Vivian surveyed bicyclists in her community to see the average number of miles they biked per day. Her results are shown below.
7, 10, 13, 4, 12, 21, 10, 3
What is the MAD of her data set? What does this tell you about the number of miles biked each day by the bicyclists?
The mean of the data set is ? .
The MAD of the data set is ? .
So, the number of miles biked each day by the bicyclists varied by an average of ? miles from the mean.
To find the mean of the data set, we add up all the numbers and divide by the total number of values:
Mean = (7 + 10 + 13 + 4 + 12 + 21 + 10 + 3) ÷ 8
Mean = 80 ÷ 8
Mean = 10
The mean number of miles biked per day by the bicyclists is 10.
To find the MAD of the data set, we first need to find the absolute deviations from the mean. We subtract the mean from each value and take the absolute value:
|7 - 10| = 3
|10 - 10| = 0
|13 - 10| = 3
|4 - 10| = 6
|12 - 10| = 2
|21 - 10| = 11
|10 - 10| = 0
|3 - 10| = 7
Next, we find the mean of these absolute deviations:
MAD = (3 + 0 + 3 + 6 + 2 + 11 + 0 + 7) ÷ 8
MAD = 32 ÷ 8
MAD = 4
The MAD of the data set is 4.
This tells us that on average, the number of miles biked each day by the bicyclists varied by 4 miles from the mean of 10. This means that there is some variability in the distances biked by different individuals in the group.
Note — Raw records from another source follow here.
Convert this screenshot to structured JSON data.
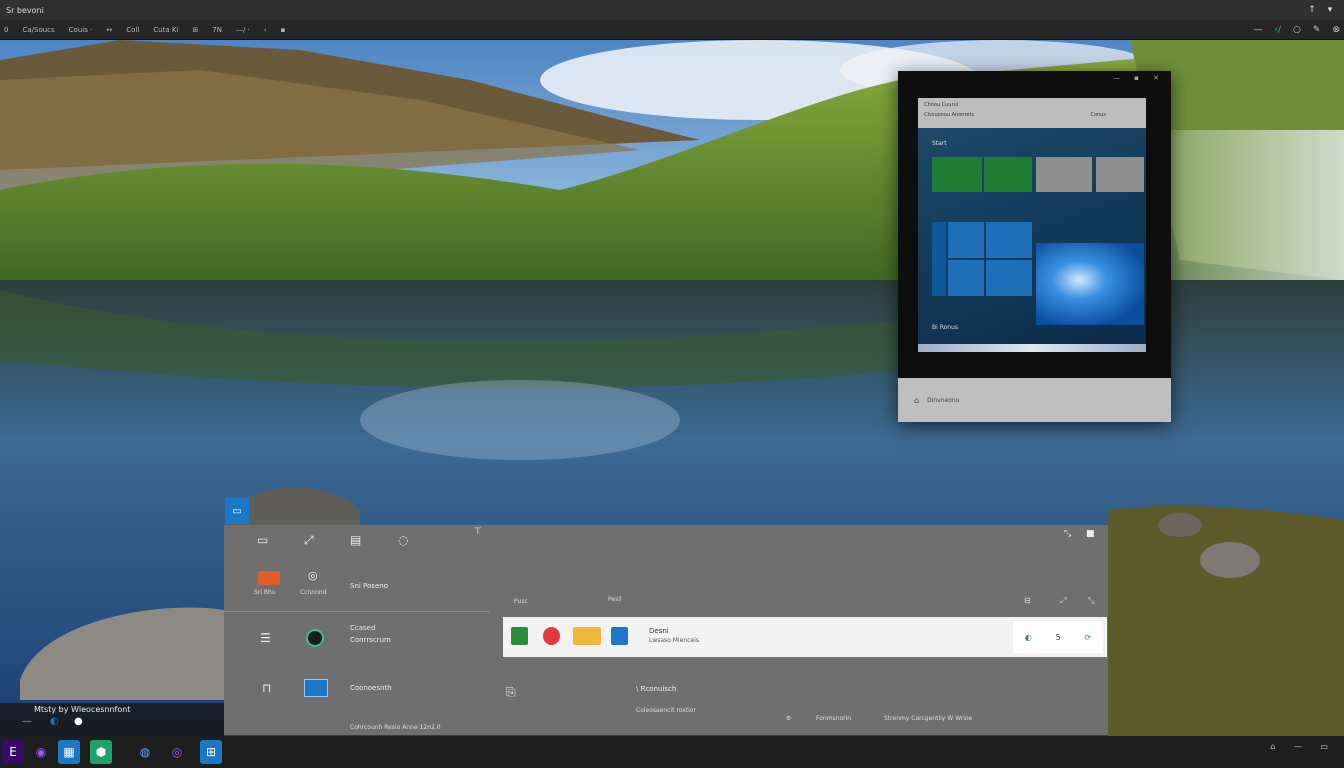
{
  "titlebar": {
    "title": "Sr bevoni",
    "buttons": [
      "↑",
      "▾"
    ]
  },
  "toolbar": {
    "items": [
      "0",
      "Ca/Soucs",
      "Couis ·",
      "↔",
      "Coll",
      "Cuta Ki",
      "⊞",
      "7N",
      "—/ ·",
      "‹",
      "▪"
    ],
    "right_items": [
      "—",
      "‹/",
      "○",
      "✎",
      "⊗"
    ]
  },
  "preview_window": {
    "controls": "— ▪ ✕",
    "header_line1": "Chnou Cuurul",
    "header_line2": "Clvsuonou Anonrets",
    "header_right": "Conus",
    "start_label": "Start",
    "user_label": "Bi Ronus",
    "footer_text": "Dinvneonu"
  },
  "start_panel": {
    "top_icons": [
      "▭",
      "⤢",
      "▤",
      "◌"
    ],
    "pin_glyph": "⊤",
    "window_controls": [
      "⤡",
      "■"
    ],
    "app1_label": "Sri Rhu",
    "app2_label": "Ccnnnnd",
    "app_title": "Sni Poseno",
    "list_item1_title": "Ccased",
    "list_item1_sub": "Conrrscrum",
    "list_item2_title": "Coonoesnth",
    "footer_small": "Cohrcounh Resio Anne 12n2.0",
    "section_left": "Pusc",
    "section_mid": "Pesil",
    "section_right_icons": [
      "⊟",
      "⤢",
      "⤡"
    ],
    "pinned_title": "Desni",
    "pinned_sub": "Lwsaso Mienceis",
    "pinned_right": [
      "◐",
      "5",
      "⟳"
    ],
    "recommended_icon": "⎘",
    "recommended_title": "\\ Rconuisch",
    "recommended_sub": "Coleosaencit roxtior",
    "bottom_right_1": "Fonmsnorin",
    "bottom_right_2": "Strenmy Carcgentiiy W Wrioe"
  },
  "left_notification": {
    "text": "Mtsty by Wleocesnnfont"
  },
  "taskbar": {
    "apps": [
      "E",
      "◉",
      "▦",
      "⬢",
      "◍",
      "◎",
      "⊞"
    ],
    "tray": "⌂ — ▭"
  },
  "colors": {
    "accent": "#1a78c9",
    "panel_bg": "#6f6f6f",
    "taskbar_bg": "#1e1e1e",
    "titlebar_bg": "#303030"
  }
}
Some might bike much more or much less than the average of 10 miles per day.
So it would be
The MAD of the data set is 4. Am I correct?
Yes, that is correct!
So for this one it would be like this
So, the number of miles biked each day by the bicyclists varied by an average of 7 miles from the mean.
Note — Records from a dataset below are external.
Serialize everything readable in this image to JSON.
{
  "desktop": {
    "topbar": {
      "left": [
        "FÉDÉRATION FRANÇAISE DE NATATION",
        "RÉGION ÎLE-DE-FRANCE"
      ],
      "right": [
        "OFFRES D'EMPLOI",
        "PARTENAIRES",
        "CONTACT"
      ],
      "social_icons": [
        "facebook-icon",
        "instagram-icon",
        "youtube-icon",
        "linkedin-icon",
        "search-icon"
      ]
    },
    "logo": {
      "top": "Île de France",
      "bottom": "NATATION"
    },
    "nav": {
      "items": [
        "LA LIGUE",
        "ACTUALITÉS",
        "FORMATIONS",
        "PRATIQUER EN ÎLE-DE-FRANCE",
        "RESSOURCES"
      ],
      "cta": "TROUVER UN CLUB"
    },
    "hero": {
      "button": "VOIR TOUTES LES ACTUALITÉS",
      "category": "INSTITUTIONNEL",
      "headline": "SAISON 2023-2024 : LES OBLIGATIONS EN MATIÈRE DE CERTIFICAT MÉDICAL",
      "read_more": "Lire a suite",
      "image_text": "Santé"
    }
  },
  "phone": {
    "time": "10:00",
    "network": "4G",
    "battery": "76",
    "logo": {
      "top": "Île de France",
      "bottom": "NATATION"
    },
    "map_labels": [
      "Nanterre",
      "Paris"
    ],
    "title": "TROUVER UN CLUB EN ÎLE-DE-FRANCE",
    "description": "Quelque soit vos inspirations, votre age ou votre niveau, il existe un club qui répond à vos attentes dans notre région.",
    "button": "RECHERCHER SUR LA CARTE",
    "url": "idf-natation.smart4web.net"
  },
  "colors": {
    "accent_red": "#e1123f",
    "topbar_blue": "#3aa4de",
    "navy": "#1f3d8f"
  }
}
Actually, the MAD of the data set in your previous question was 4, so the correct sentence would be:
So, the number of miles biked each day by the bicyclists varied by an average of 4 miles from the mean.
Sorry for any confusion caused!
Tahnks!
You're welcome! Don't hesitate to ask if you have any more questions.
Ok/...
Wyatt analyzed the data from his science experiment and found that the MAD was greater than the IQR.
What does this tell you about the variability of the data?
A. The middle 50% of the data is spread out more than the average variation.
B. The average variation is spread out more than the middle 50% of the data.
C.The average of the data is closer to the least value than it is to the greatest value.
D. The average of the data is closer to the greatest value than it is to the least value.
Which is the correct answer??
The correct answer is B.
When the MAD is greater than the IQR, it means that there is more variability in the data outside of the middle 50% of the values (which is represented by the IQR). This indicates that the average variation (as measured by the MAD) is spread out more than the middle 50% of the data.